Monumento a La Revolucion in Mexico City

When people think of traveling to Mexico, they probably consider the warm sandy beaches of the Mayan Riviera or the historical landscape of Oaxaca before they consider Mexico City. I like those places too, but I really find this city fascinating. It is a megalópolis of 20+ million people and there are so many things to do that you need a couple of weeks to see most of the attractions. It is filled with great museums, restaurants, plazas and many historical areas going back about 600 or 700 years. Heck, there are Aztec ruins right smack in the middle of the city.

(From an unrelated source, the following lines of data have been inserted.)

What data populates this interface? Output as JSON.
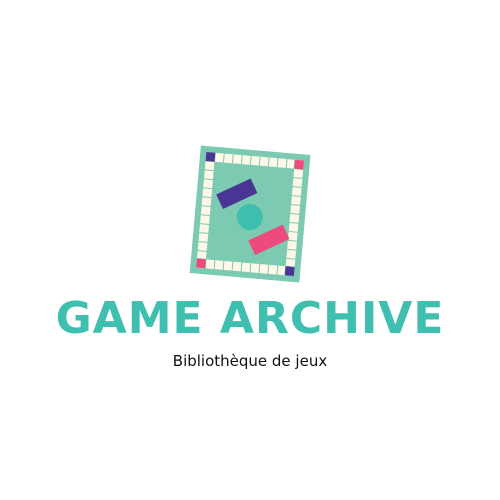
{
  "logo": {
    "title": "GAME ARCHIVE",
    "subtitle": "Bibliothèque de jeux",
    "icon": "board-game-icon"
  },
  "colors": {
    "board_outer": "#7ccab2",
    "board_inner": "#7ccab2",
    "track": "#fdf8e8",
    "teal": "#3fbfaf",
    "purple": "#4a3594",
    "pink": "#ee4a7c",
    "title": "#3fbfaf",
    "subtitle": "#111111"
  }
}
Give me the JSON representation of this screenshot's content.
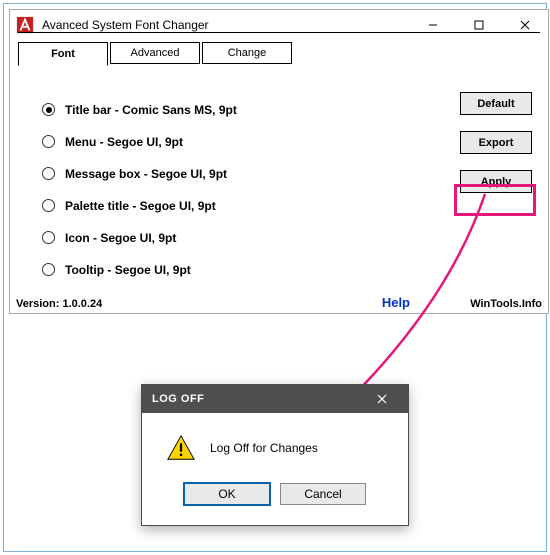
{
  "mainWindow": {
    "title": "Avanced System Font Changer",
    "tabs": [
      {
        "label": "Font",
        "active": true
      },
      {
        "label": "Advanced",
        "active": false
      },
      {
        "label": "Change",
        "active": false
      }
    ],
    "radios": [
      {
        "label": "Title bar - Comic Sans MS, 9pt",
        "selected": true
      },
      {
        "label": "Menu - Segoe UI, 9pt",
        "selected": false
      },
      {
        "label": "Message box - Segoe UI, 9pt",
        "selected": false
      },
      {
        "label": "Palette title - Segoe UI, 9pt",
        "selected": false
      },
      {
        "label": "Icon - Segoe UI, 9pt",
        "selected": false
      },
      {
        "label": "Tooltip - Segoe UI, 9pt",
        "selected": false
      }
    ],
    "buttons": {
      "default": "Default",
      "export": "Export",
      "apply": "Apply"
    },
    "help": "Help",
    "version": "Version: 1.0.0.24",
    "brand": "WinTools.Info"
  },
  "dialog": {
    "title": "LOG OFF",
    "message": "Log Off for Changes",
    "ok": "OK",
    "cancel": "Cancel"
  },
  "annotation": {
    "highlightColor": "#e6177b"
  }
}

This is the Monument to the Revolution that was re-opened to the public in 2010 after a 30 year (ahem) renovation. It commemorates the Mexican Revolution and is also a mausoleum housing the remains of many revolutionary figures including Pancho Villa*, Francisco Madero & Venustiano Carranza. The renovation was completed in time for the national bicentennial celebrations. You can take an elevator to the top and get a great panoramic view of this modern city once known as Tenochtitlan. And when you are done exploring and enlightening yourself with so much Mexican culture, just head over to the nearest taco stand and order up a few carne asada tacos and a soda. You will fit right in among the 20 million.

Click photo for a big surprise

*There is debate as to whether Pancho Villa’s remains are actually his. Some believe that the body was switched out and the remains are those of a female. Now if his remains are actually there, one thing is certain. His head is not. After he was assassinated, someone dug up his corpse and chopped off his head. It was never found. Now who would want to own that? Yuck!